Композиция спектакля «Послушайте!» состояла из четырех частей – четырех криков: «Любовь», «Война», «Революция», «Искусство». Определяющим в ритмической организации спектакля являлось возникающее в каждом из «криков» противопоставление поэта обывателям, окололитературным кругам, «стоглавой вши» «критикующих», образ непрекращающегося суда над поэтом. В каждой части тема развивалась как драматическая. Ритм проявлялся в повторе и в противопоставлении. На этом ритме и держалось целое.

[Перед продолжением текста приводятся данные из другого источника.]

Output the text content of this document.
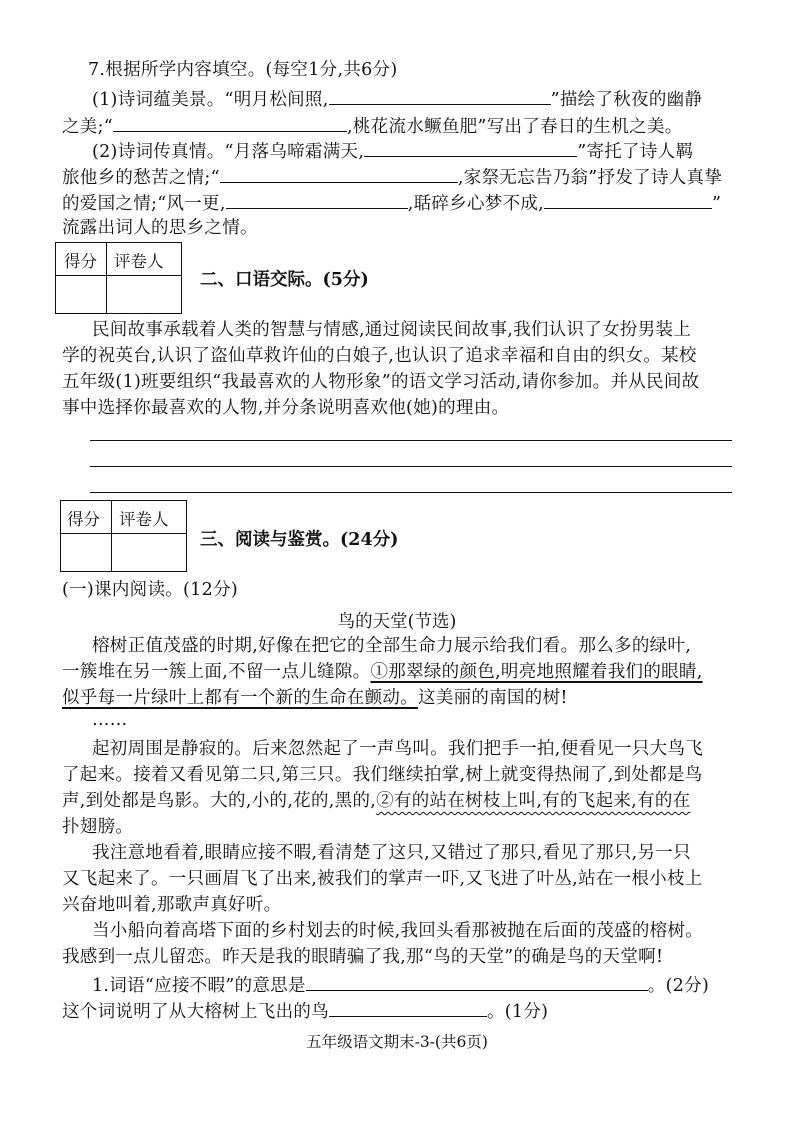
7.根据所学内容填空。(每空1分,共6分)
(1)诗词蕴美景。“明月松间照,	”描绘了秋夜的幽静
之美;“	,桃花流水鳜鱼肥”写出了春日的生机之美。
(2)诗词传真情。“月落乌啼霜满天,	”寄托了诗人羁
旅他乡的愁苦之情;“	,家祭无忘告乃翁”抒发了诗人真挚
的爱国之情;“风一更,	,聒碎乡心梦不成,	”
流露出词人的思乡之情。
得分 评卷人
二、口语交际。(5分)
民间故事承载着人类的智慧与情感,通过阅读民间故事,我们认识了女扮男装上
学的祝英台,认识了盗仙草救许仙的白娘子,也认识了追求幸福和自由的织女。某校
五年级(1)班要组织“我最喜欢的人物形象”的语文学习活动,请你参加。并从民间故
事中选择你最喜欢的人物,并分条说明喜欢他(她)的理由。
得分 评卷人
三、阅读与鉴赏。(24分)
(一)课内阅读。(12分)
鸟的天堂(节选)
榕树正值茂盛的时期,好像在把它的全部生命力展示给我们看。那么多的绿叶,
一簇堆在另一簇上面,不留一点儿缝隙。①那翠绿的颜色,明亮地照耀着我们的眼睛,
似乎每一片绿叶上都有一个新的生命在颤动。这美丽的南国的树!
……
起初周围是静寂的。后来忽然起了一声鸟叫。我们把手一拍,便看见一只大鸟飞
了起来。接着又看见第二只,第三只。我们继续拍掌,树上就变得热闹了,到处都是鸟
声,到处都是鸟影。大的,小的,花的,黑的,②有的站在树枝上叫,有的飞起来,有的在
扑翅膀。
我注意地看着,眼睛应接不暇,看清楚了这只,又错过了那只,看见了那只,另一只
又飞起来了。一只画眉飞了出来,被我们的掌声一吓,又飞进了叶丛,站在一根小枝上
兴奋地叫着,那歌声真好听。
当小船向着高塔下面的乡村划去的时候,我回头看那被抛在后面的茂盛的榕树。
我感到一点儿留恋。昨天是我的眼睛骗了我,那“鸟的天堂”的确是鸟的天堂啊!
1.词语“应接不暇”的意思是	。(2分)
这个词说明了从大榕树上飞出的鸟	。(1分)
五年级语文期末-3-(共6页)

В поэме С. Есенина «Пугачев», основе одноименной постановки, единый поэтический ритм уже был. Но он не стал ритмом сценического произведения. Ритм спектакля строился как чередование фабульных эпизодов поэмы с эпизодами «вокруг бунта», сочиненными театром. Членение сценически воплощенной поэмы рядами повторяющихся с вариациями эпизодов, которые ввел режиссер, и обеспечило единый ритм спектакля, отличный от ритма поэмы.
Усложнение материала и композиций привело Любимова к новым открытиям в этой области: когда составляющие композицию части сами сложны по строению, ритм, обеспечивающий связи между частями целого, оказывается недостаточным, реально не обеспечивает всех внутренних связей этого целого. Когда части развиты, становятся во времени и пространстве, ритм как закон монтажа вынужденно становится многоуровневым. Один его уровень обеспечивает пространственно-временную организацию спектакля как целого, другой – частей, третий – элементов, из которых состоят сами эти части. При дальнейшем усложнении конструкции спектакля должны были возникнуть и возникли следующие, более глубокие уровни.

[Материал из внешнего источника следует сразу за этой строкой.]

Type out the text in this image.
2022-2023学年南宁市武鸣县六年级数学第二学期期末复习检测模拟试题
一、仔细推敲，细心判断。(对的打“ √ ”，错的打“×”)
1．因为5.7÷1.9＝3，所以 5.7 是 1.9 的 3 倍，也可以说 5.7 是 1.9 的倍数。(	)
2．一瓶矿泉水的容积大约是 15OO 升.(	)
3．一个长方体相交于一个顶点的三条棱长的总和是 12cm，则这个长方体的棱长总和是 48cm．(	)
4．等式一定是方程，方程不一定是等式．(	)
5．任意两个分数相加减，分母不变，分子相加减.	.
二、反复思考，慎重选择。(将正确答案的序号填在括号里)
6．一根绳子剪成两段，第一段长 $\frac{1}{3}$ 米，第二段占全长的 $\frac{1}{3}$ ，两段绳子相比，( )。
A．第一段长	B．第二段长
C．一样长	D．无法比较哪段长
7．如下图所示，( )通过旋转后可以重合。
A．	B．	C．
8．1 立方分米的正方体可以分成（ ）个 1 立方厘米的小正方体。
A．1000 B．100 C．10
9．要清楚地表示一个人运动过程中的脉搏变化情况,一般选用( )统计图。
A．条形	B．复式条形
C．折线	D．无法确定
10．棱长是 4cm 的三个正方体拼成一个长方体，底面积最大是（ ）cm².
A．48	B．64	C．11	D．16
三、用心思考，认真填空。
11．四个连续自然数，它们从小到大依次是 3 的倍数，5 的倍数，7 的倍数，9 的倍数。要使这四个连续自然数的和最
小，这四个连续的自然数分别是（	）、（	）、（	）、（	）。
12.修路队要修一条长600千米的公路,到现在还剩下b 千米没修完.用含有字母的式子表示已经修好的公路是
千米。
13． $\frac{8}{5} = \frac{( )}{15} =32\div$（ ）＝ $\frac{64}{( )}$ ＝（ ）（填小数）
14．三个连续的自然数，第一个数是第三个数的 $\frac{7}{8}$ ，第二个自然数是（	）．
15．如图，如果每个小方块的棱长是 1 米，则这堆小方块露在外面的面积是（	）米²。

«Добрый человек из Сезуана»
Уже в «Добром человеке из Сезуана» обращало на себя внимание чередование разноритмически выстроенной пластики персонажей. Исполнители ролей Ванга-водоноса, цирюльника Шу Фу, домовладелицы Ми Тци, госпожи Шин, полицейского, торговца коврами и его жены – буквально протанцовывали свои роли. Острота их движений (особенно выходов и уходов) была обеспечена и своеобразными музыкальными позывными, по-своему несущими тему персонажа. При этом пластические характеристики персонажей не только повторялись при очередных появлениях героев на сцене, но и противопоставлялись как друг другу, так и обычному типу движения остальных персонажей. Значит, ритм каждого такого танца проявлялся не только при его возникновении, не только в повторе, но и в противопоставлении.

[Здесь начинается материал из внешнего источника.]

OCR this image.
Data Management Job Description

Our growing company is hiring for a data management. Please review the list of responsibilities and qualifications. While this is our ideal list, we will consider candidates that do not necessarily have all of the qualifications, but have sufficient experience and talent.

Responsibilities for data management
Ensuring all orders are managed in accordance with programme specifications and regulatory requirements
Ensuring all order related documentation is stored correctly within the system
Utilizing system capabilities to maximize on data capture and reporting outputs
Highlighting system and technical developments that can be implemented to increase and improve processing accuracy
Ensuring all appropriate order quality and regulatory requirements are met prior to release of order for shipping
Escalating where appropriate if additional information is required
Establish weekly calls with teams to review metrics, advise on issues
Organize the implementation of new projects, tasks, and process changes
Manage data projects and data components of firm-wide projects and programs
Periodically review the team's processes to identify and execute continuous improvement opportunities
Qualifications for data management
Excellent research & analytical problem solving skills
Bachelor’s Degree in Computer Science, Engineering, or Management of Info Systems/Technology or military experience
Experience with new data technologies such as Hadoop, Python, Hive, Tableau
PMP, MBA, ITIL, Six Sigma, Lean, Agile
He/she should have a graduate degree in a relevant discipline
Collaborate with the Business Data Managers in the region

Ритм спектакля – сложное явление еще и потому, что организует и время в пространстве, и пространство во времени, а порой сопоставляет «чистые» время и пространство. Это происходит, в частности, когда в качестве чередующихся элементов ритма выступают части, выраженные только музыкальными средствами (при этом время развития музыкального образа иное по сравнению с временем развития фабулы) или только пластическими (часто такой образ неизменен при «повторах», а пространство его существования не совпадает с пространством развития фабулы).
«Пугачев»
Обратимся еще раз к спектаклю «Пугачев». Пластическая партитура строилась в смене сцен бунта, ритмически более свободных, со строго экспрессивными эпизодами плакальщиц – черными силуэтными вертикалями женских фигур в длинных балахонах с вытянутыми вверх руками. Одновременно шло чередование эпизодов бунта с пластически статичной троицей мужиков (развитие этого образа определялось лишь исполнявшейся мужиками песней, которая неоднократно вклинивалась в действие). Ритм целого проявлялся в пронизывании пространственно-временного образа бунта двумя многократно повторявшимися: образом плакальщиц, как бы остановившимся во времени, и образом трех мужиков, зафиксированным в пространстве. Чтобы картина была полной, нужно не забыть об интермедиях с екатерининским двором и нескольких интермедиях с шутами, также ритмически относительно свободных.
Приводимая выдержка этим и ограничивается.